On Monday, Penn West Petroleum Ltd. warned it may not survive if it can’t negotiate new borrowing limits by the end of the second quarter, and Connacher Oil and Gas Ltd. said it was seeking creditor protection under the Companies’ Creditors Arrangement Act. That followed Lightstream Resources Ltd.’s May 2 announcement that it had 90 days to shore up a credit facility shortfall to avoid default. Parallel Energy Trust and Argent Energy Trust have also filed for creditor protection.
The latest troubles in Canada’s oil patch come as the crude rout approaches two years. And while oil closed up 3.3 percent at $47.72 a barrel in New York on Monday, the highest since November, it remains 55 percent below where it was in June 2014. The prolonged period of depressed prices has inflicted serious damage on many companies, and for the most indebted ones like Penn West, time may be running out.
"It’s coming to a head and their lenders see the writing on the wall,” Nima Billou, an analyst with Veritas Investment Research, said by phone from Toronto. "You don’t get a return to prices north of $60, you’re going to have to address these covenant issues quickly.”

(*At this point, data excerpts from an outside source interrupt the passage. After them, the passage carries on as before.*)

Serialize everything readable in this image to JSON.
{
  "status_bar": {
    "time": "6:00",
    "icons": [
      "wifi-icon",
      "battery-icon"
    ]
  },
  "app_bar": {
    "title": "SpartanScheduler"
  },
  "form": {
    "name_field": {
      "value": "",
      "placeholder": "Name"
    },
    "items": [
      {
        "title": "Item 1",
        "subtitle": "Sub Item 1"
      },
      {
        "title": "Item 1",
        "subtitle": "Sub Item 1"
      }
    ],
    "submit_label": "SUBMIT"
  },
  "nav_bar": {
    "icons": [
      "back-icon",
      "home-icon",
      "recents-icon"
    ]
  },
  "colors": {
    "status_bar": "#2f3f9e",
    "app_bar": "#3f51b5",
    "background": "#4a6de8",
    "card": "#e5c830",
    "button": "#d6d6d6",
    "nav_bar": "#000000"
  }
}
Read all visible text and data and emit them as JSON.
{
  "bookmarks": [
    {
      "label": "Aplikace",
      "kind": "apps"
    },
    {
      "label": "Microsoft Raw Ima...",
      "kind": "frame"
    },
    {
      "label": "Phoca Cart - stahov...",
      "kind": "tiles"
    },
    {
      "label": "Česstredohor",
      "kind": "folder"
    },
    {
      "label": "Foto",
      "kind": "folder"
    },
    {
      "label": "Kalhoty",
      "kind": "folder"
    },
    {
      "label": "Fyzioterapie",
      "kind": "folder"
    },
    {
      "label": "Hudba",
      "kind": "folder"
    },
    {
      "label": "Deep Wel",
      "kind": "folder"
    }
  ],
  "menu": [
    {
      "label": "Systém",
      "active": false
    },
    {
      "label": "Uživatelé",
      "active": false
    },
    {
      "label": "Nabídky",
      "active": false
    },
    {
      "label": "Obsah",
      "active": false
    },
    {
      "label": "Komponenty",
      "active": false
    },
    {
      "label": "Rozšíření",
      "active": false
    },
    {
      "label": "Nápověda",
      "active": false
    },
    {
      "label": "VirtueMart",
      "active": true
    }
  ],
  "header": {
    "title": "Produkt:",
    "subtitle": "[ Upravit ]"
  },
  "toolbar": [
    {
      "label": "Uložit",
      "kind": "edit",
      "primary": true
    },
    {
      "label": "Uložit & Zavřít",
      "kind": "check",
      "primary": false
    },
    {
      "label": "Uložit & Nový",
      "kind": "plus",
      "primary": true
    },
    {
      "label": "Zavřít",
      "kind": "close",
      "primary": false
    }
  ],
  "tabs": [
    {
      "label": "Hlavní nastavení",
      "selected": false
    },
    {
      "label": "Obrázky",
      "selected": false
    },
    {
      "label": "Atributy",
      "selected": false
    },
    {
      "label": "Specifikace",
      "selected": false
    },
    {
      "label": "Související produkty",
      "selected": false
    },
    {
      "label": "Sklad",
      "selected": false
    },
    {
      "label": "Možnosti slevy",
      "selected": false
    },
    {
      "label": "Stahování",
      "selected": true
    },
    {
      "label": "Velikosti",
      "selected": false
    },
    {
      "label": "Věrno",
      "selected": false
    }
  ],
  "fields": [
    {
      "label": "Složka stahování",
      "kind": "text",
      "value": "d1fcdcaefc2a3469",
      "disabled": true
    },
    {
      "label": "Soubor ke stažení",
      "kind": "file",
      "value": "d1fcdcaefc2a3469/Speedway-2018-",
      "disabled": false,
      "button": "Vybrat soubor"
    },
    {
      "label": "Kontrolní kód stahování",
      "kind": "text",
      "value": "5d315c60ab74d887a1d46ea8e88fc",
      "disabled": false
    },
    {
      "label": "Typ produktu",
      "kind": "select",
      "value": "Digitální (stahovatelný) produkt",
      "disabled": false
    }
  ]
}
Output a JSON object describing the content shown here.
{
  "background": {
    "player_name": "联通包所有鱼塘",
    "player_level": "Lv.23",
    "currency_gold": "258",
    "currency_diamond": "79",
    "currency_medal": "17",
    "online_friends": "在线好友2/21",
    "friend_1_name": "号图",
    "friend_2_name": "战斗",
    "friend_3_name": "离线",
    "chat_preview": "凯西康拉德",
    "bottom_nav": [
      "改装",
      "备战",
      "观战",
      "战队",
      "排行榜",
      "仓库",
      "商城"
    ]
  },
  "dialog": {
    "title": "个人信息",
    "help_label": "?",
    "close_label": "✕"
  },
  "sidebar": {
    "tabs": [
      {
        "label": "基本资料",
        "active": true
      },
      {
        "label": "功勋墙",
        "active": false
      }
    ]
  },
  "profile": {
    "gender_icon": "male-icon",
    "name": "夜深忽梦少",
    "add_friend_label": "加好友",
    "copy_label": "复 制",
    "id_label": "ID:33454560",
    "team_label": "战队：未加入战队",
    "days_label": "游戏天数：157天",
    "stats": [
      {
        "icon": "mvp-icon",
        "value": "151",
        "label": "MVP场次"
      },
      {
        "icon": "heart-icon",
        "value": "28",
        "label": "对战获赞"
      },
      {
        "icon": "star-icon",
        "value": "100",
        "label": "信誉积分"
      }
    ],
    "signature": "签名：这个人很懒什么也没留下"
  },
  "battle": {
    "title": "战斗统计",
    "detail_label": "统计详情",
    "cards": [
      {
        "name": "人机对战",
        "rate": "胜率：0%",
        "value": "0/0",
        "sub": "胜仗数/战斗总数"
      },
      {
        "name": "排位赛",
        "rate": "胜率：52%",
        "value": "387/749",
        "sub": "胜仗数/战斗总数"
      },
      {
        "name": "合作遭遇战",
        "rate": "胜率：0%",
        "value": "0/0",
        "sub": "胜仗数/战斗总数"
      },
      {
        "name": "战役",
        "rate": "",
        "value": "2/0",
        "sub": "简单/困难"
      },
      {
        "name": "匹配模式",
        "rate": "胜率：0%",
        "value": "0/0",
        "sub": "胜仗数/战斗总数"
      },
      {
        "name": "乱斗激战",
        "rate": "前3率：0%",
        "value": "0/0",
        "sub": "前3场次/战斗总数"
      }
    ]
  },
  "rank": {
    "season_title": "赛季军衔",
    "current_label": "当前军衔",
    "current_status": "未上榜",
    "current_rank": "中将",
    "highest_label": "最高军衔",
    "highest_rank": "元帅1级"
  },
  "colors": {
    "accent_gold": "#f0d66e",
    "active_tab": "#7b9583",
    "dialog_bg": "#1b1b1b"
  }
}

The oil rout may be on the verge of claiming one of its biggest victims in Penn West, which at its peak in 2008 had a market cap of C$13 billion. The company’s shares closed Monday at 82 Canadian cents, for a market value of C$527 million. It loaded up on debt between 2007 and 2011 -- when oil rose as high as $145 in 2008 -- leaving it with C$1.86 billion ($1.44 billion) in long-term borrowings at the end of the first quarter, according to company filings.
Unless it gets relief on its targets including senior debt to earnings before interest, tax, depreciation and amortization, Penn West will breach its financial covenants at the end of the second quarter, posing a "going concern" risk, the Calgary-based oil producer said in a statement Monday. It said it was working with lenders on options to avoid default.
The company announced approximately C$230 million in the first quarter in asset dispositions, Chief Executive Officer David Roberts said on a conference call.
"We will continue to strive for additional asset dispositions to further reduce our debt," Roberts said. "Our top priority for 2016 remains the improvement to the health of our balance sheet, which I believe can be accomplished as we continue to seek improvements in our cost structure and our debt levels so that we are well positioned to move forward once commodity prices recover."
Penn West has C$686 million available on its C$1.2 billion credit facility, Chief Financial Officer David Dyck said on the call. Requests to Penn West seeking further comment weren’t returned.
This isn’t the first time Penn West has asked for more time. The company said in its fourth-quarter results that it was working with its lenders on options to avoid default, and it negotiated amendments to its financial covenants almost a year ago.
"It’s one of the rare instances in our coverage universe where the lenders are really pushing the company into liquidating the assets to get their money back," Billou said. "In a lot of other instances, they’ve provided covenant relief to many companies that are leveraged. That’s because they have confidence in the asset base."
Asset sales are the best option for the company, according to Kristopher Zack at Desjardins Securities Inc., but it’s negotiating from a "position of weakness" that could necessitate discounted transactions.
"The other risk is that as the company continues to unwind assets, its ability to continue servicing debt decreases, which we suspect might be a key point of contention for bondholders in particular," the Calgary-based analyst wrote in a note. He rates the company a sell with a target price of C$0.25 per share.
And while Penn West exceeded analyst expectations on its first-quarter results, with production ahead of consensus, "it may be a little too late," Jeremy McCrea, an analyst at Raymond James Ltd., said by phone from Calgary.